Я больше склоняюсь к мысли, что горести не рисуют пробелы на прямой счастья, а пересекают ее самостоятельными отрезками. И задача человека – воспринимать их как такую же заслуживающую внимания часть Жизни, потому что на их фоне счастье чувствуется острее. Может быть, мы и понимаем, что это счастье, только когда испытали его антоним. Может быть, удельная ценность счастья повышается с каждым опытом горя.
Год назад у меня умер лучший друг. Эта горесть была такой же ожидаемой, сколько и неожиданной. Я любила его искренне и всей душой, насколько была способна любить другого человека. А когда его не стало, даже не смогла выплакать свою боль – все еще не поверила в то, что его нет. До сих пор не могу.
После многочисленных попыток поговорить с ним и в храме, или на кладбище, чувствовала, что это неспокойствие дергает и меня, и, вероятно, его тоже. Это было неправильно. Хотелось попрощаться с ним, отпустить его, дать ему свободу.
Когда мне тревожно, то я спасаюсь разговорами с проверенными людьми. И после одного такого монолога о друге мое доверенное лицо сказало: «Я понимаю твою боль. Это похоже на то, как часть твоего тела вырвали из тебя осколками. Но, может, это еще один повод сказать твоему другу спасибо и вспомнить то хорошее, чем было наполнено ваше совместное время».
Кажется, тогда я научилась с благодарностью относиться к минувшему, утраченному за то, какой след оно оставило в твоей душе.
Мой друг был потрясающим человеком, лучшим из тех, кого я знала за все годы своей жизни. Он делал мир лучше одним своим присутствием. Он знал, как заставить всех смеяться в самые темные времена. У него как будто был ключ к сердцу каждого, кого он знал. На него можно было положиться. И он не боялся признаваться в чувствах. Я любила его за то, что он был именно таким, потому что таких больше не будет.
И после того, как его жизнь оборвалась, моя продолжается. Поэтому, несмотря на боль, которая ни за десять, ни за сто лет его отсутствия не притупится, я буду счастлива за себя и за него, и успею сделать в этой жизни все счастливое, что он не успел.
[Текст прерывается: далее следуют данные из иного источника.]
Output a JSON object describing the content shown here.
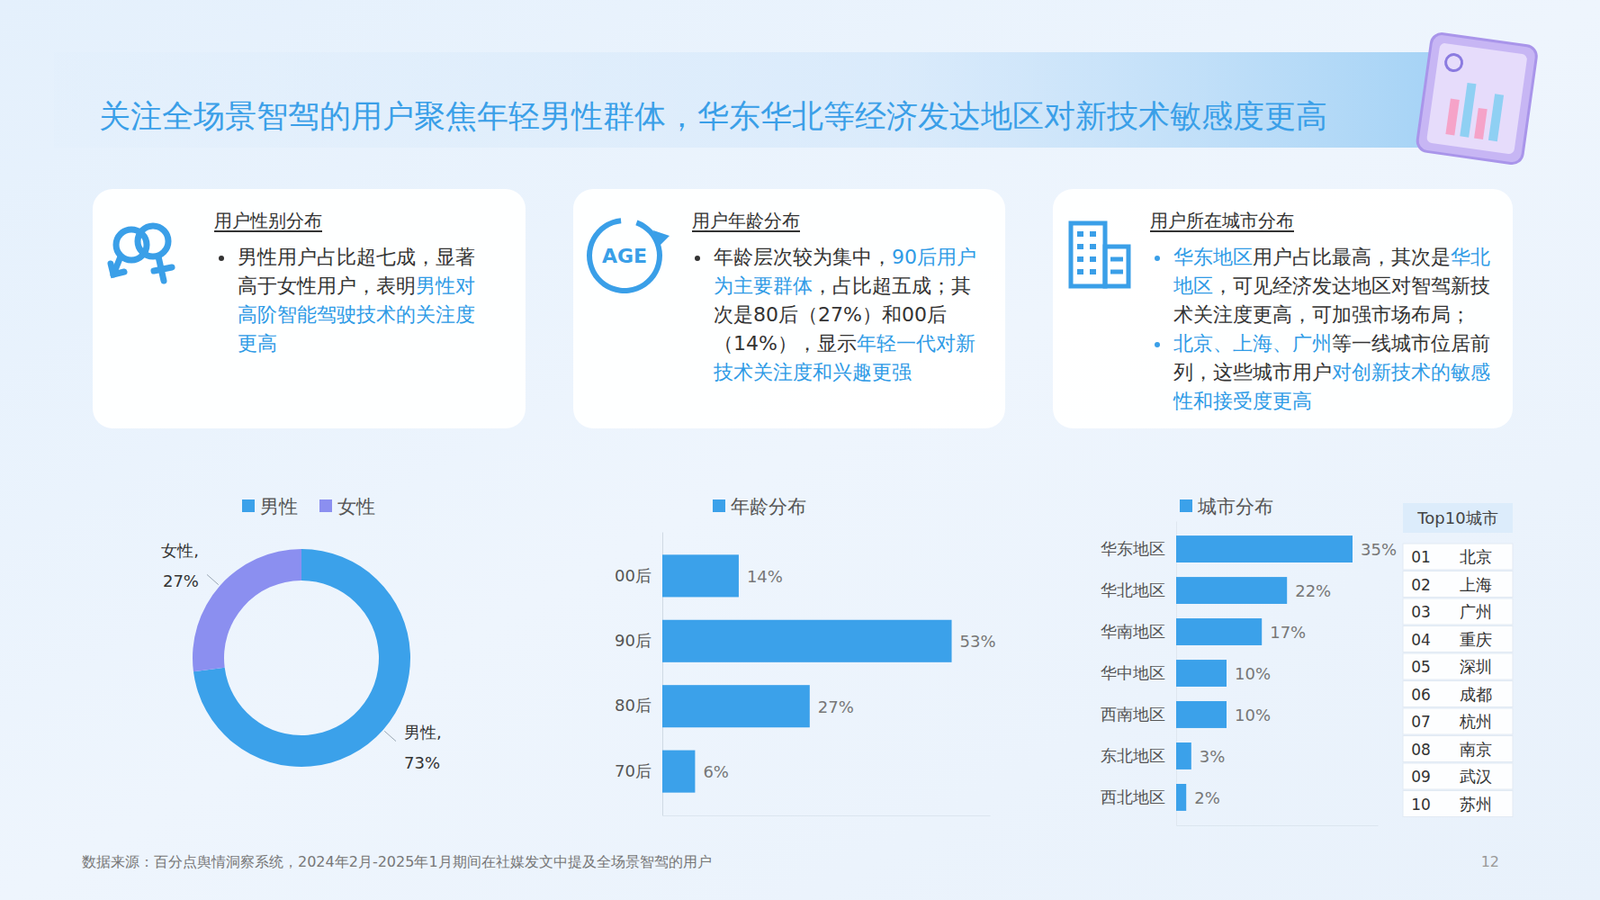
{
  "title": "关注全场景智驾的用户聚焦年轻男性群体，华东华北等经济发达地区对新技术敏感度更高",
  "cards": [
    {
      "heading": "用户性别分布",
      "bullets": [
        [
          {
            "text": "男性用户占比超七成，显著高于女性用户，表明",
            "color": "#333333"
          },
          {
            "text": "男性对高阶智能驾驶技术的关注度更高",
            "color": "#2f9be6"
          }
        ]
      ]
    },
    {
      "heading": "用户年龄分布",
      "icon_label": "AGE",
      "bullets": [
        [
          {
            "text": "年龄层次较为集中，",
            "color": "#333333"
          },
          {
            "text": "90后用户为主要群体",
            "color": "#2f9be6"
          },
          {
            "text": "，占比超五成；其次是80后（27%）和00后（14%），显示",
            "color": "#333333"
          },
          {
            "text": "年轻一代对新技术关注度和兴趣更强",
            "color": "#2f9be6"
          }
        ]
      ]
    },
    {
      "heading": "用户所在城市分布",
      "bullets": [
        [
          {
            "text": "华东地区",
            "color": "#2f9be6"
          },
          {
            "text": "用户占比最高，其次是",
            "color": "#333333"
          },
          {
            "text": "华北地区",
            "color": "#2f9be6"
          },
          {
            "text": "，可见经济发达地区对智驾新技术关注度更高，可加强市场布局；",
            "color": "#333333"
          }
        ],
        [
          {
            "text": "北京、上海、广州",
            "color": "#2f9be6"
          },
          {
            "text": "等一线城市位居前列，这些城市用户",
            "color": "#333333"
          },
          {
            "text": "对创新技术的敏感性和接受度更高",
            "color": "#2f9be6"
          }
        ]
      ]
    }
  ],
  "chart_data": [
    {
      "type": "pie",
      "categories": [
        "男性",
        "女性"
      ],
      "values": [
        73,
        27
      ],
      "value_labels": [
        "男性,\n73%",
        "女性,\n27%"
      ],
      "colors": [
        "#3ba1ea",
        "#8b8ff0"
      ],
      "data_labels": true,
      "legend": "top"
    },
    {
      "type": "bar",
      "orientation": "horizontal",
      "categories": [
        "00后",
        "90后",
        "80后",
        "70后"
      ],
      "series": [
        {
          "name": "年龄分布",
          "color": "#3ba1ea",
          "values": [
            14,
            53,
            27,
            6
          ],
          "value_labels": [
            "14%",
            "53%",
            "27%",
            "6%"
          ]
        }
      ],
      "xlim": [
        0,
        60
      ],
      "xticks": [],
      "tick_labels": "y",
      "data_labels": true,
      "legend": "top"
    },
    {
      "type": "bar",
      "orientation": "horizontal",
      "categories": [
        "华东地区",
        "华北地区",
        "华南地区",
        "华中地区",
        "西南地区",
        "东北地区",
        "西北地区"
      ],
      "series": [
        {
          "name": "城市分布",
          "color": "#3ba1ea",
          "values": [
            35,
            22,
            17,
            10,
            10,
            3,
            2
          ],
          "value_labels": [
            "35%",
            "22%",
            "17%",
            "10%",
            "10%",
            "3%",
            "2%"
          ]
        }
      ],
      "xlim": [
        0,
        40
      ],
      "xticks": [],
      "tick_labels": "y",
      "data_labels": true,
      "legend": "top"
    }
  ],
  "table": {
    "header": "Top10城市",
    "rows": [
      [
        "01",
        "北京"
      ],
      [
        "02",
        "上海"
      ],
      [
        "03",
        "广州"
      ],
      [
        "04",
        "重庆"
      ],
      [
        "05",
        "深圳"
      ],
      [
        "06",
        "成都"
      ],
      [
        "07",
        "杭州"
      ],
      [
        "08",
        "南京"
      ],
      [
        "09",
        "武汉"
      ],
      [
        "10",
        "苏州"
      ]
    ]
  },
  "footer": {
    "source": "数据来源：百分点舆情洞察系统，2024年2月-2025年1月期间在社媒发文中提及全场景智驾的用户",
    "page": "12"
  }
}
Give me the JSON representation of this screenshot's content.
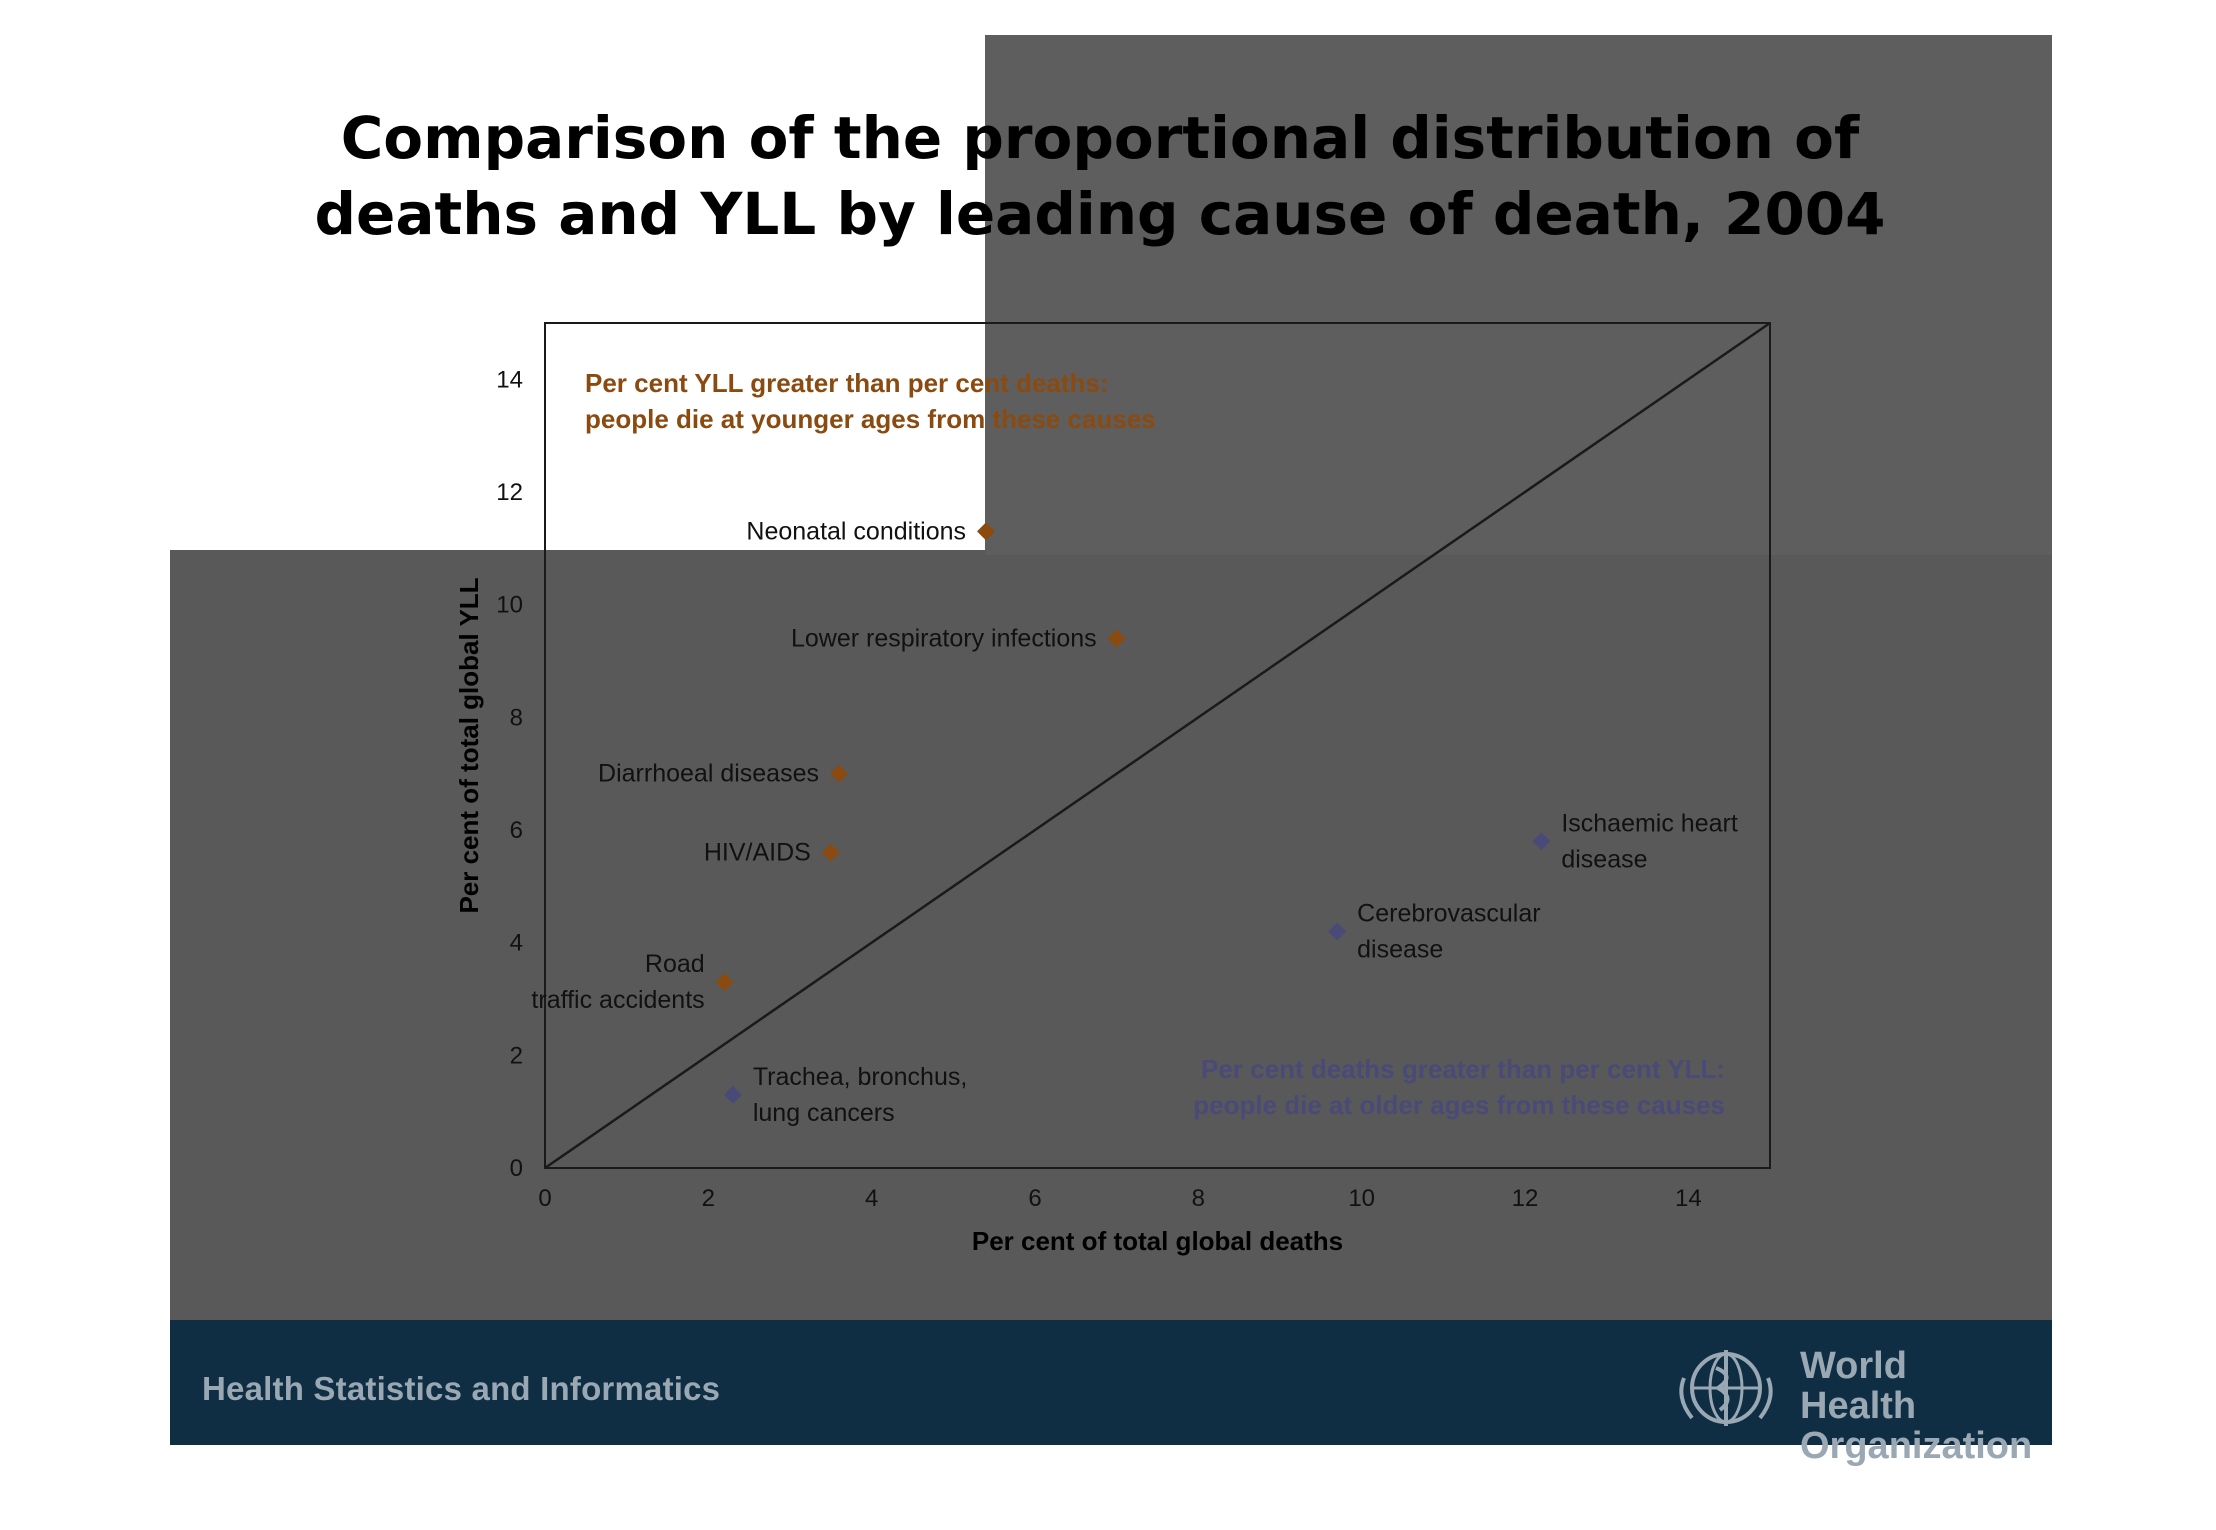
{
  "title_lines": [
    "Comparison of the proportional distribution of",
    "deaths and YLL by leading cause of death, 2004"
  ],
  "footer": {
    "left_text": "Health Statistics and Informatics",
    "org_line1": "World Health",
    "org_line2": "Organization"
  },
  "colors": {
    "young": "#8a4a10",
    "old": "#4a4a78",
    "annotation_young_start": "#f2a200",
    "footer_bg": "#0f2e44"
  },
  "chart_data": {
    "type": "scatter",
    "xlabel": "Per cent of total global deaths",
    "ylabel": "Per cent of total global YLL",
    "xlim": [
      0,
      15
    ],
    "ylim": [
      0,
      15
    ],
    "xticks": [
      0,
      2,
      4,
      6,
      8,
      10,
      12,
      14
    ],
    "yticks": [
      0,
      2,
      4,
      6,
      8,
      10,
      12,
      14
    ],
    "reference_line": "y = x",
    "points": [
      {
        "name": "Neonatal conditions",
        "lines": [
          "Neonatal conditions"
        ],
        "x": 5.4,
        "y": 11.3,
        "group": "young",
        "anchor": "left"
      },
      {
        "name": "Lower respiratory infections",
        "lines": [
          "Lower respiratory infections"
        ],
        "x": 7.0,
        "y": 9.4,
        "group": "young",
        "anchor": "left"
      },
      {
        "name": "Diarrhoeal diseases",
        "lines": [
          "Diarrhoeal diseases"
        ],
        "x": 3.6,
        "y": 7.0,
        "group": "young",
        "anchor": "left"
      },
      {
        "name": "HIV/AIDS",
        "lines": [
          "HIV/AIDS"
        ],
        "x": 3.5,
        "y": 5.6,
        "group": "young",
        "anchor": "left"
      },
      {
        "name": "Road traffic accidents",
        "lines": [
          "Road",
          "traffic accidents"
        ],
        "x": 2.2,
        "y": 3.3,
        "group": "young",
        "anchor": "left"
      },
      {
        "name": "Trachea, bronchus, lung cancers",
        "lines": [
          "Trachea, bronchus,",
          "lung cancers"
        ],
        "x": 2.3,
        "y": 1.3,
        "group": "old",
        "anchor": "right"
      },
      {
        "name": "Cerebrovascular disease",
        "lines": [
          "Cerebrovascular",
          "disease"
        ],
        "x": 9.7,
        "y": 4.2,
        "group": "old",
        "anchor": "right"
      },
      {
        "name": "Ischaemic heart disease",
        "lines": [
          "Ischaemic heart",
          "disease"
        ],
        "x": 12.2,
        "y": 5.8,
        "group": "old",
        "anchor": "right"
      }
    ],
    "annotations": [
      {
        "group": "young",
        "lines": [
          "Per cent YLL greater than per cent deaths:",
          "people die at younger ages from these causes"
        ],
        "position": "top-left"
      },
      {
        "group": "old",
        "lines": [
          "Per cent deaths greater than per cent YLL:",
          "people die at older ages from these causes"
        ],
        "position": "bottom-right"
      }
    ]
  }
}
Я буду благодарить жизнь за то, что знала его, и рассказывать о нем там, где смогу.
Страшно ли жить после такого? Несомненно. Значит ли это, что такое горе прервет любое счастье моей жизни? Нет. Значит ли, что теперь я лучше разбираюсь в том, что такое счастье? Похоже, что да.
К этому моменту я уже минут двадцать как шла по Большому проспекту. Не заметила хронометраж – когда поднялась с набережной, развернулась, покинула Ленэкспо, помахала спящему сторожу и двинулась дальше.
Сегодня счастье было со мной, как и каждый день. Ну не нужно его звать, гнаться за ним, когда знаешь, что единственное непреложное правило для встречи с ним – просто заметить его там, где оно всегда было, обратить свой внутренний взор на эту искорку доброго, нежного, настоящего и греть, разжигать. Счастье, как и любовь, не существует само по себе. Оно требует ежедневной работы, упорства, но более всего – бесстрашия созидать счастье из маленьких и больших счастий и горестей.
Так, пропуская через волосы потоки ветра, я добралась до набережной со Сфинксами. Ноги сами привели. Шаг мой ускорялся, как будто я обозначила на воображаемой карте конечную цель, как будто решила загадку, составленную для меня усилиями всего человечества.
Весь скованный духотой день, ночь и рассвет расцвели и переродились из неуклюжей гусеницы в тесном коконе в причудливую бабочку. И теперь, сидя со Сфинксами и улавливая ладонями слабые потоки прохлады от Невы, я знала: я была. Я все еще есть.